The general is aided in his search by Emil Blonsky (Tim Roth) who tries to fight the Hulk with his own weapons. This of course leads to a lot of collateral damage, allowing the director to make a spectacle. The story unfields along predictable lines leading towards a predictable end.

Weak, at best “The Incredible Hulk” is somewhat amusing.

Now You See Me * Louis Leterrier (2013)

In 2006 there was “The Prestige” of Christopher Nolan. Also a film about illusionists. And was there not another film around that time with the same theme? In any case, “Now You See Me” is also a film about ‘magicians’ (in the entertainment sense of the word) and, like “The Illusionist” is did not work out too well.

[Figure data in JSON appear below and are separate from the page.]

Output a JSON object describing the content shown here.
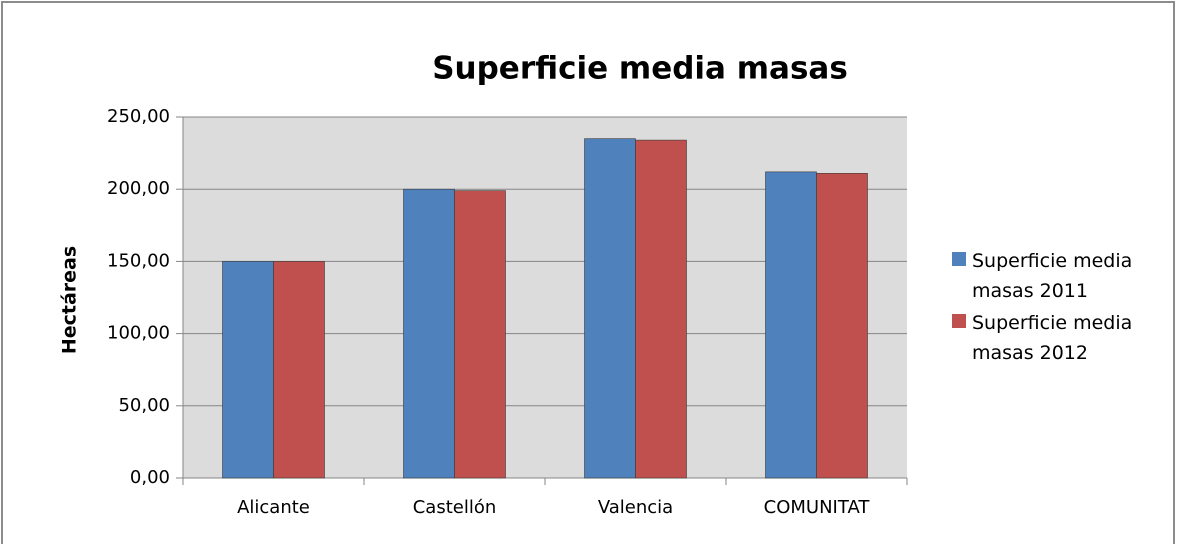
{
  "chart_data": {
    "type": "bar",
    "title": "Superficie media masas",
    "y_label": "Hectáreas",
    "categories": [
      "Alicante",
      "Castellón",
      "Valencia",
      "COMUNITAT"
    ],
    "series": [
      {
        "name": "Superficie media masas 2011",
        "color": "#4f81bd",
        "values": [
          150,
          200,
          235,
          212
        ]
      },
      {
        "name": "Superficie media masas 2012",
        "color": "#c0504d",
        "values": [
          150,
          199,
          234,
          211
        ]
      }
    ],
    "ylim": [
      0,
      250
    ],
    "yticks": [
      {
        "value": 0,
        "label": "0,00"
      },
      {
        "value": 50,
        "label": "50,00"
      },
      {
        "value": 100,
        "label": "100,00"
      },
      {
        "value": 150,
        "label": "150,00"
      },
      {
        "value": 200,
        "label": "200,00"
      },
      {
        "value": 250,
        "label": "250,00"
      }
    ],
    "grid": true,
    "legend": "right"
  }
}
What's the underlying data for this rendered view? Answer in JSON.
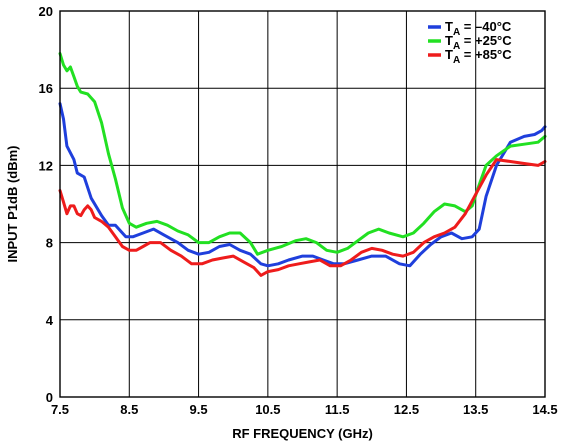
{
  "chart_data": {
    "type": "line",
    "xlabel": "RF FREQUENCY (GHz)",
    "ylabel": "INPUT P1dB (dBm)",
    "xlim": [
      7.5,
      14.5
    ],
    "ylim": [
      0,
      20
    ],
    "xticks": [
      "7.5",
      "8.5",
      "9.5",
      "10.5",
      "11.5",
      "12.5",
      "13.5",
      "14.5"
    ],
    "yticks": [
      "0",
      "4",
      "8",
      "12",
      "16",
      "20"
    ],
    "grid": true,
    "legend_position": "top-right",
    "series": [
      {
        "name": "T_A = –40°C",
        "legend": {
          "prefix": "T",
          "sub": "A",
          "suffix": " = –40°C"
        },
        "color": "#1f3fdc",
        "x": [
          7.5,
          7.55,
          7.6,
          7.7,
          7.75,
          7.85,
          7.95,
          8.1,
          8.2,
          8.3,
          8.45,
          8.55,
          8.7,
          8.85,
          9.0,
          9.2,
          9.35,
          9.5,
          9.65,
          9.8,
          9.95,
          10.1,
          10.25,
          10.4,
          10.5,
          10.65,
          10.8,
          11.0,
          11.15,
          11.3,
          11.45,
          11.6,
          11.8,
          12.0,
          12.2,
          12.4,
          12.55,
          12.7,
          12.85,
          13.0,
          13.15,
          13.3,
          13.45,
          13.55,
          13.65,
          13.8,
          14.0,
          14.2,
          14.35,
          14.45,
          14.5
        ],
        "values": [
          15.2,
          14.4,
          13.0,
          12.3,
          11.6,
          11.4,
          10.3,
          9.4,
          8.9,
          8.9,
          8.3,
          8.3,
          8.5,
          8.7,
          8.4,
          8.0,
          7.6,
          7.4,
          7.5,
          7.8,
          7.9,
          7.6,
          7.4,
          6.9,
          6.8,
          6.9,
          7.1,
          7.3,
          7.3,
          7.1,
          6.9,
          6.9,
          7.1,
          7.3,
          7.3,
          6.9,
          6.8,
          7.4,
          7.9,
          8.3,
          8.5,
          8.2,
          8.3,
          8.7,
          10.4,
          12.0,
          13.2,
          13.5,
          13.6,
          13.8,
          14.0
        ]
      },
      {
        "name": "T_A = +25°C",
        "legend": {
          "prefix": "T",
          "sub": "A",
          "suffix": " = +25°C"
        },
        "color": "#22e022",
        "x": [
          7.5,
          7.55,
          7.6,
          7.65,
          7.7,
          7.75,
          7.8,
          7.9,
          8.0,
          8.1,
          8.2,
          8.3,
          8.4,
          8.5,
          8.6,
          8.75,
          8.9,
          9.05,
          9.2,
          9.35,
          9.5,
          9.65,
          9.8,
          9.95,
          10.1,
          10.25,
          10.35,
          10.5,
          10.7,
          10.9,
          11.05,
          11.2,
          11.35,
          11.5,
          11.65,
          11.8,
          11.95,
          12.1,
          12.25,
          12.45,
          12.6,
          12.75,
          12.9,
          13.05,
          13.2,
          13.35,
          13.45,
          13.55,
          13.65,
          13.8,
          14.0,
          14.2,
          14.4,
          14.5
        ],
        "values": [
          17.8,
          17.2,
          16.9,
          17.1,
          16.6,
          16.1,
          15.8,
          15.7,
          15.3,
          14.2,
          12.6,
          11.3,
          9.8,
          9.0,
          8.8,
          9.0,
          9.1,
          8.9,
          8.6,
          8.4,
          8.0,
          8.0,
          8.3,
          8.5,
          8.5,
          8.0,
          7.4,
          7.6,
          7.8,
          8.1,
          8.2,
          8.0,
          7.6,
          7.5,
          7.7,
          8.1,
          8.5,
          8.7,
          8.5,
          8.3,
          8.5,
          9.0,
          9.6,
          10.0,
          9.9,
          9.6,
          9.9,
          11.0,
          12.0,
          12.5,
          13.0,
          13.1,
          13.2,
          13.5
        ]
      },
      {
        "name": "T_A = +85°C",
        "legend": {
          "prefix": "T",
          "sub": "A",
          "suffix": " = +85°C"
        },
        "color": "#ee1c1c",
        "x": [
          7.5,
          7.55,
          7.6,
          7.65,
          7.7,
          7.75,
          7.8,
          7.85,
          7.9,
          7.95,
          8.0,
          8.1,
          8.2,
          8.3,
          8.4,
          8.5,
          8.6,
          8.7,
          8.8,
          8.95,
          9.1,
          9.25,
          9.4,
          9.55,
          9.7,
          9.85,
          10.0,
          10.15,
          10.3,
          10.4,
          10.5,
          10.65,
          10.8,
          10.95,
          11.1,
          11.25,
          11.4,
          11.55,
          11.7,
          11.85,
          12.0,
          12.15,
          12.3,
          12.45,
          12.6,
          12.75,
          12.9,
          13.05,
          13.2,
          13.35,
          13.5,
          13.65,
          13.8,
          14.0,
          14.2,
          14.4,
          14.5
        ],
        "values": [
          10.7,
          10.1,
          9.5,
          9.9,
          9.9,
          9.5,
          9.4,
          9.7,
          9.9,
          9.7,
          9.3,
          9.1,
          8.8,
          8.3,
          7.8,
          7.6,
          7.6,
          7.8,
          8.0,
          8.0,
          7.6,
          7.3,
          6.9,
          6.9,
          7.1,
          7.2,
          7.3,
          7.0,
          6.7,
          6.3,
          6.5,
          6.6,
          6.8,
          6.9,
          7.0,
          7.1,
          6.8,
          6.8,
          7.1,
          7.5,
          7.7,
          7.6,
          7.4,
          7.3,
          7.5,
          8.0,
          8.3,
          8.5,
          8.8,
          9.5,
          10.5,
          11.5,
          12.3,
          12.2,
          12.1,
          12.0,
          12.2
        ]
      }
    ]
  }
}
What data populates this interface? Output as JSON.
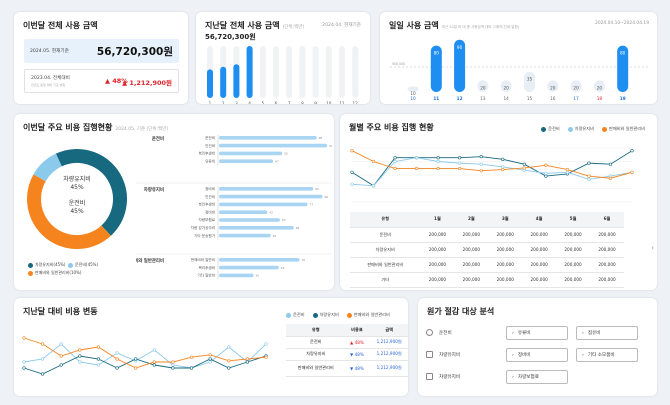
{
  "card1": {
    "title": "이번달 전체 사용 금액",
    "current_label": "2024.05. 현재기준",
    "current_amount": "56,720,300원",
    "prev_label": "2023.04. 전체대비",
    "prev_note": "전년도 동월 대비 기준 변동",
    "change_pct": "▲ 48%",
    "change_amount": "▲ 1,212,900원"
  },
  "card2": {
    "title": "지난달 전체 사용 금액",
    "unit": "(단위:백만)",
    "date": "2024.04. 현재기준",
    "amount": "56,720,300원",
    "chart_data": {
      "type": "bar",
      "categories": [
        "1",
        "2",
        "3",
        "4",
        "5",
        "6",
        "7",
        "8",
        "9",
        "10",
        "11",
        "12"
      ],
      "values": [
        5.5,
        6,
        6.5,
        10,
        0,
        0,
        0,
        0,
        0,
        0,
        0,
        0
      ]
    }
  },
  "card3": {
    "title": "일일 사용 금액",
    "note": "최근 10일 미 대 충 사용금액 대비 그래프(단위:일원)",
    "date_range": "2024.04.10~2024.04.19",
    "ref_label": "500,000",
    "chart_data": {
      "type": "bar",
      "categories": [
        "10",
        "11",
        "12",
        "13",
        "14",
        "15",
        "16",
        "17",
        "18",
        "19"
      ],
      "values": [
        10,
        80,
        90,
        20,
        20,
        35,
        20,
        20,
        20,
        80
      ]
    }
  },
  "card4": {
    "title": "이번달 주요 비용 집행현황",
    "note": "2024.05. 기준 (단위:백만)",
    "donut_label1": "차량유지비",
    "donut_pct1": "45%",
    "donut_label2": "운전비",
    "donut_pct2": "45%",
    "legend": [
      "차량유지비(45%)",
      "운전비(45%)",
      "판매비와 일반관리비(10%)"
    ],
    "chart_data": {
      "type": "pie",
      "slices": [
        {
          "name": "차량유지비",
          "value": 45
        },
        {
          "name": "운전비",
          "value": 45
        },
        {
          "name": "판매비와 일반관리비",
          "value": 10
        }
      ]
    },
    "groups": [
      {
        "name": "운전비",
        "items": [
          "운전비",
          "인건비",
          "복리후생비",
          "유류비"
        ],
        "values": [
          85,
          94,
          55,
          47
        ]
      },
      {
        "name": "차량유지비",
        "items": [
          "정비비",
          "인건비",
          "복리후생비",
          "정비비",
          "차량보험료",
          "차량 감가상각비",
          "기타 운송원가"
        ],
        "values": [
          82,
          90,
          77,
          42,
          53,
          65,
          45
        ]
      },
      {
        "name": "판매비와 일반관리비",
        "items": [
          "판매비와 일반비",
          "복리후생비",
          "기타 일반비"
        ],
        "values": [
          70,
          52,
          30
        ]
      }
    ]
  },
  "card5": {
    "title": "월별 주요 비용 집행 현황",
    "legend": [
      "운전비",
      "차량유지비",
      "판매비와 일반관리비"
    ],
    "chart_data": {
      "type": "line",
      "x": [
        "1",
        "2",
        "3",
        "4",
        "5",
        "6",
        "7",
        "8",
        "9",
        "10",
        "11",
        "12",
        "13",
        "14"
      ],
      "series": [
        {
          "name": "운전비",
          "values": [
            55,
            30,
            82,
            82,
            82,
            82,
            84,
            79,
            70,
            48,
            52,
            72,
            70,
            95
          ]
        },
        {
          "name": "차량유지비",
          "values": [
            33,
            30,
            75,
            82,
            75,
            72,
            70,
            65,
            59,
            53,
            55,
            42,
            48,
            55
          ]
        },
        {
          "name": "판매비와 일반관리비",
          "values": [
            95,
            75,
            62,
            62,
            62,
            62,
            58,
            60,
            63,
            68,
            60,
            48,
            44,
            55
          ]
        }
      ]
    },
    "table": {
      "headers": [
        "유형",
        "1월",
        "2월",
        "3월",
        "4월",
        "5월",
        "6월"
      ],
      "rows": [
        {
          "cells": [
            "운전비",
            "200,000",
            "200,000",
            "200,000",
            "200,000",
            "200,000",
            "200,000"
          ],
          "colors": [
            "",
            "",
            "red",
            "",
            "red",
            "",
            ""
          ]
        },
        {
          "cells": [
            "차량유지비",
            "200,000",
            "200,000",
            "200,000",
            "200,000",
            "200,000",
            "200,000"
          ],
          "colors": [
            "",
            "",
            "",
            "",
            "blue",
            "",
            "red"
          ]
        },
        {
          "cells": [
            "판매비와 일반관리비",
            "200,000",
            "200,000",
            "200,000",
            "200,000",
            "200,000",
            "200,000"
          ],
          "colors": [
            "",
            "blue",
            "",
            "",
            "",
            "",
            "blue"
          ]
        },
        {
          "cells": [
            "기타",
            "200,000",
            "200,000",
            "200,000",
            "200,000",
            "200,000",
            "200,000"
          ],
          "colors": [
            "",
            "",
            "red",
            "",
            "",
            "",
            "red"
          ]
        }
      ]
    }
  },
  "card6": {
    "title": "지난달 대비 비용 변동",
    "legend": [
      "운전비",
      "차량유지비",
      "판매비와 일반관리비"
    ],
    "chart_data": {
      "type": "line",
      "x": [
        "1",
        "2",
        "3",
        "4",
        "5",
        "6",
        "7",
        "8",
        "9",
        "10",
        "11",
        "12",
        "13",
        "14"
      ],
      "series": [
        {
          "name": "운전비",
          "values": [
            40,
            45,
            70,
            40,
            35,
            55,
            42,
            60,
            35,
            30,
            40,
            65,
            40,
            70
          ]
        },
        {
          "name": "차량유지비",
          "values": [
            30,
            20,
            35,
            50,
            45,
            30,
            45,
            35,
            30,
            30,
            45,
            30,
            40,
            50
          ]
        },
        {
          "name": "판매비와 일반관리비",
          "values": [
            80,
            70,
            50,
            60,
            65,
            45,
            30,
            40,
            40,
            48,
            52,
            42,
            45,
            48
          ]
        }
      ]
    },
    "table": {
      "headers": [
        "유형",
        "비용표",
        "금액"
      ],
      "rows": [
        {
          "type": "운전비",
          "pct": "▲ 48%",
          "amount": "1,212,900원",
          "dir": "up"
        },
        {
          "type": "차량유지비",
          "pct": "▼ 48%",
          "amount": "1,212,900원",
          "dir": "down"
        },
        {
          "type": "판매비와 일반관리비",
          "pct": "▼ 48%",
          "amount": "1,212,900원",
          "dir": "down"
        }
      ]
    }
  },
  "card7": {
    "title": "원가 절감 대상 분석",
    "rows": [
      {
        "label": "운전비",
        "icon": "clock-icon",
        "buttons": [
          "유류비",
          "접유비"
        ]
      },
      {
        "label": "차량유지비",
        "icon": "card-icon",
        "buttons": [
          "정비비",
          "기타 소모품비"
        ]
      },
      {
        "label": "차량유지비",
        "icon": "card-icon",
        "buttons": [
          "차량보험료"
        ]
      }
    ]
  },
  "colors": {
    "blue": "#1e8ef0",
    "teal": "#17697f",
    "orange": "#f5841f",
    "lightblue": "#8ccaec"
  }
}
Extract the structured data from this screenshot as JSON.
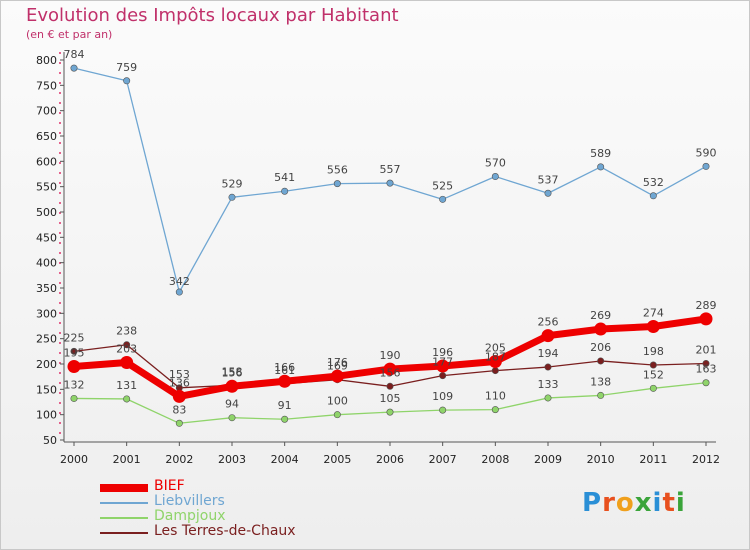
{
  "header": {
    "title": "Evolution des Impôts locaux par Habitant",
    "subtitle": "(en € et par an)"
  },
  "logo": {
    "text": "Proxiti",
    "colors": [
      "#2a8fd6",
      "#e8501e",
      "#f0a01c",
      "#3aa43a",
      "#2a8fd6",
      "#e8501e",
      "#3aa43a"
    ]
  },
  "chart_data": {
    "type": "line",
    "title": "Evolution des Impôts locaux par Habitant",
    "subtitle": "(en € et par an)",
    "xlabel": "",
    "ylabel": "",
    "x": [
      "2000",
      "2001",
      "2002",
      "2003",
      "2004",
      "2005",
      "2006",
      "2007",
      "2008",
      "2009",
      "2010",
      "2011",
      "2012"
    ],
    "ylim": [
      50,
      800
    ],
    "yticks": [
      50,
      100,
      150,
      200,
      250,
      300,
      350,
      400,
      450,
      500,
      550,
      600,
      650,
      700,
      750,
      800
    ],
    "grid": false,
    "legend_position": "bottom-left",
    "series": [
      {
        "name": "BIEF",
        "color": "#ee0000",
        "values": [
          195,
          203,
          136,
          156,
          166,
          176,
          190,
          196,
          205,
          256,
          269,
          274,
          289
        ]
      },
      {
        "name": "Liebvillers",
        "color": "#6fa6d2",
        "values": [
          784,
          759,
          342,
          529,
          541,
          556,
          557,
          525,
          570,
          537,
          589,
          532,
          590
        ]
      },
      {
        "name": "Dampjoux",
        "color": "#8fd46a",
        "values": [
          132,
          131,
          83,
          94,
          91,
          100,
          105,
          109,
          110,
          133,
          138,
          152,
          163
        ]
      },
      {
        "name": "Les Terres-de-Chaux",
        "color": "#7a1f1f",
        "values": [
          225,
          238,
          153,
          158,
          161,
          169,
          156,
          177,
          187,
          194,
          206,
          198,
          201
        ]
      }
    ]
  }
}
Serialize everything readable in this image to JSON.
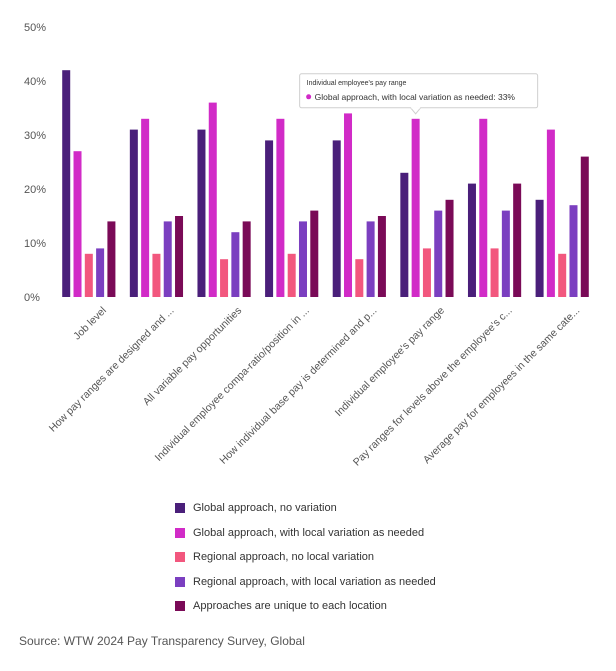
{
  "chart_data": {
    "type": "bar",
    "categories": [
      "Job level",
      "How pay ranges are designed and ...",
      "All variable pay opportunities",
      "Individual employee compa-ratio/position in ...",
      "How individual base pay is determined and p...",
      "Individual employee's pay range",
      "Pay ranges for levels above the employee's c...",
      "Average pay for employees in the same cate..."
    ],
    "series": [
      {
        "name": "Global approach, no variation",
        "color": "#4a1f7a",
        "values": [
          42,
          31,
          31,
          29,
          29,
          23,
          21,
          18
        ]
      },
      {
        "name": "Global approach, with local variation as needed",
        "color": "#d12bc7",
        "values": [
          27,
          33,
          36,
          33,
          34,
          33,
          33,
          31
        ]
      },
      {
        "name": "Regional approach, no local variation",
        "color": "#f2577e",
        "values": [
          8,
          8,
          7,
          8,
          7,
          9,
          9,
          8
        ]
      },
      {
        "name": "Regional approach, with local variation as needed",
        "color": "#7b3fc0",
        "values": [
          9,
          14,
          12,
          14,
          14,
          16,
          16,
          17
        ]
      },
      {
        "name": "Approaches are unique to each location",
        "color": "#7a0a57",
        "values": [
          14,
          15,
          14,
          16,
          15,
          18,
          21,
          26
        ]
      }
    ],
    "y_ticks": [
      "0%",
      "10%",
      "20%",
      "30%",
      "40%",
      "50%"
    ],
    "ylim": [
      0,
      50
    ],
    "grid": false,
    "tooltip": {
      "title": "Individual employee's pay range",
      "text": "Global approach, with local variation as needed: 33%",
      "category_index": 5,
      "series_index": 1
    }
  },
  "source": "Source: WTW 2024 Pay Transparency Survey, Global"
}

Leterrier portrays the spectacle of four gifted, yet different, illusionists who start to work together on gigantic shows. Their tricks become more and more pompous with a stab towards society. In one show they rob a Parisian bank during a show in Las Vegas. Of course they have the police on their heels who try to watch their every step. Also on their heels is the Thaddeus Bradley, an illusionist who found out that more money can be made by explaining magic than by making it.

Of course the film takes a few obligatory turns to come to the all explaining conclusion at the pretty poor end. That and a few weak scenes and dialogues make the film at its best moments somewhat entertaining, but overall a fairly typical and not too good Hollywood production.